Hi,
Here is a recurrent problem I face from time to time, specially because I would rather have object names that resemble my file names other than creating a list with different names for those given files. It is just easier for me to track down a file in case of troubleshooting. So, my question is how can I extract a pattern on my object rather than a specific string of characters? For example:
vcfs <- list.files()
vcfs
[1] "OV-TCGA-05-1456-01.vcf" "OV-TCGA-05-4578-01.vcf" "OV-TCGA-08-5666-01.vcf" "LUSC-TCGA-10-5684-01.vcf" "LUAD-TCGA-02-6574-01.vcf"

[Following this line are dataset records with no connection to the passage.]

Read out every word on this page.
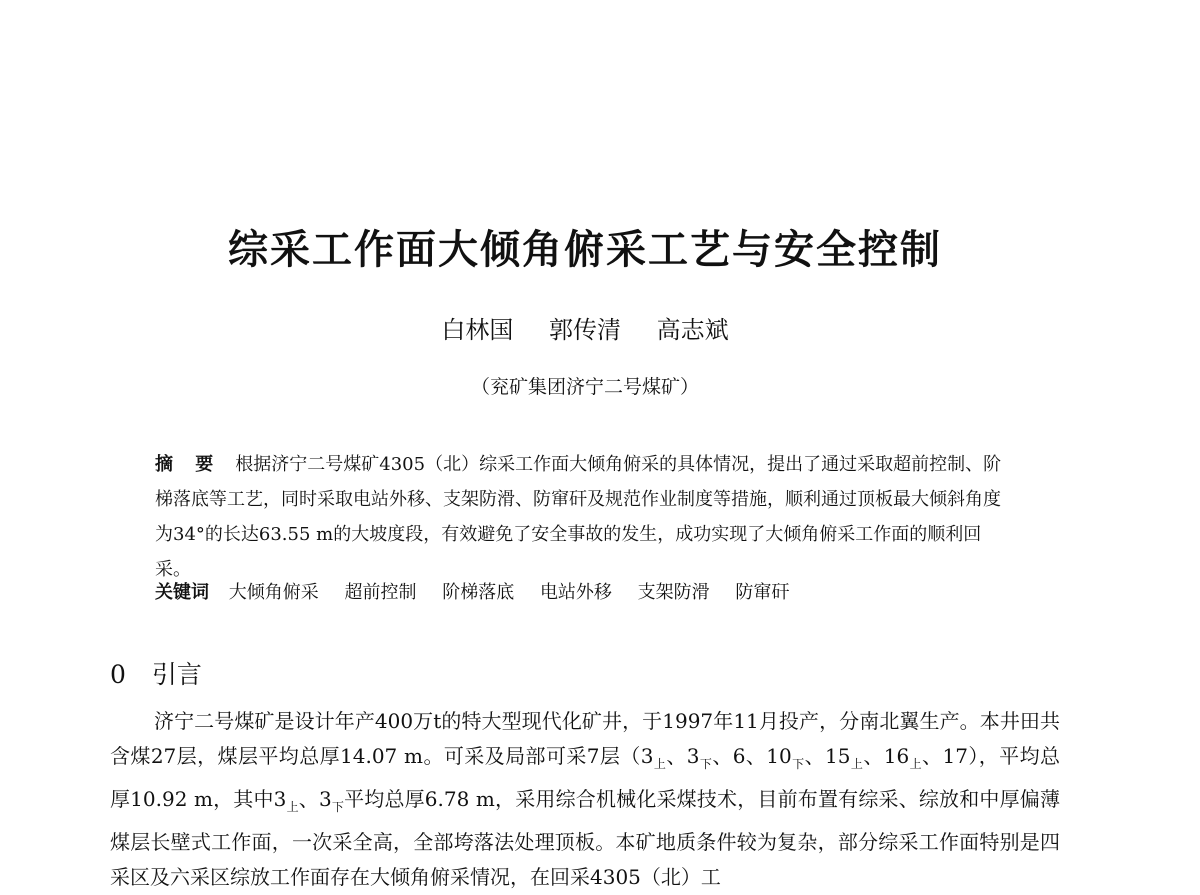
综采工作面大倾角俯采工艺与安全控制
白林国 郭传清 高志斌
（兖矿集团济宁二号煤矿）
摘 要 根据济宁二号煤矿4305（北）综采工作面大倾角俯采的具体情况，提出了通过采取超前控制、阶梯落底等工艺，同时采取电站外移、支架防滑、防窜矸及规范作业制度等措施，顺利通过顶板最大倾斜角度为34°的长达63.55 m的大坡度段，有效避免了安全事故的发生，成功实现了大倾角俯采工作面的顺利回采。
关键词 大倾角俯采 超前控制 阶梯落底 电站外移 支架防滑 防窜矸
0 引言
济宁二号煤矿是设计年产400万t的特大型现代化矿井，于1997年11月投产，分南北翼生产。本井田共含煤27层，煤层平均总厚14.07 m。可采及局部可采7层（$3_上$、$3_下$、6、$10_下$、$15_上$、$16_上$、17），平均总厚10.92 m，其中$3_上$、$3_下$平均总厚6.78 m，采用综合机械化采煤技术，目前布置有综采、综放和中厚偏薄煤层长壁式工作面，一次采全高，全部垮落法处理顶板。本矿地质条件较为复杂，部分综采工作面特别是四采区及六采区综放工作面存在大倾角俯采情况，在回采4305（北）工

So, as you can see, the first part of each file defines the cohort type (OV, LUSC, LUAD) and the rest after "TCGA" is unique to each one of them. I would like to (1) remove the hyphens, (2) keep the cohort name, and (3) keep the 6 digits coming after "TCGA". So it should look like this:
"OV051456", "OV054578", "OV085666", "LUSC105684", "LUAD026574"
Now, I always struggle using those symbols (*, ., ?, \", "") to extract a string from a character object. So, if in addition any of you could also recommend me where to find a good tutorial on those, I would truly appreciate it. And sorry by the simple question. I am not a hardcore bioinformatician. And I love how this community is always so engaging and helpful.
So, thanks a lot in advance!
Cheers,
Douglas
I also find regex confusing, and often refer to this site to help me:
https://regexr.com/
It has good information, cheatsheets, guides, and a live editor in which you can play around with your expressions.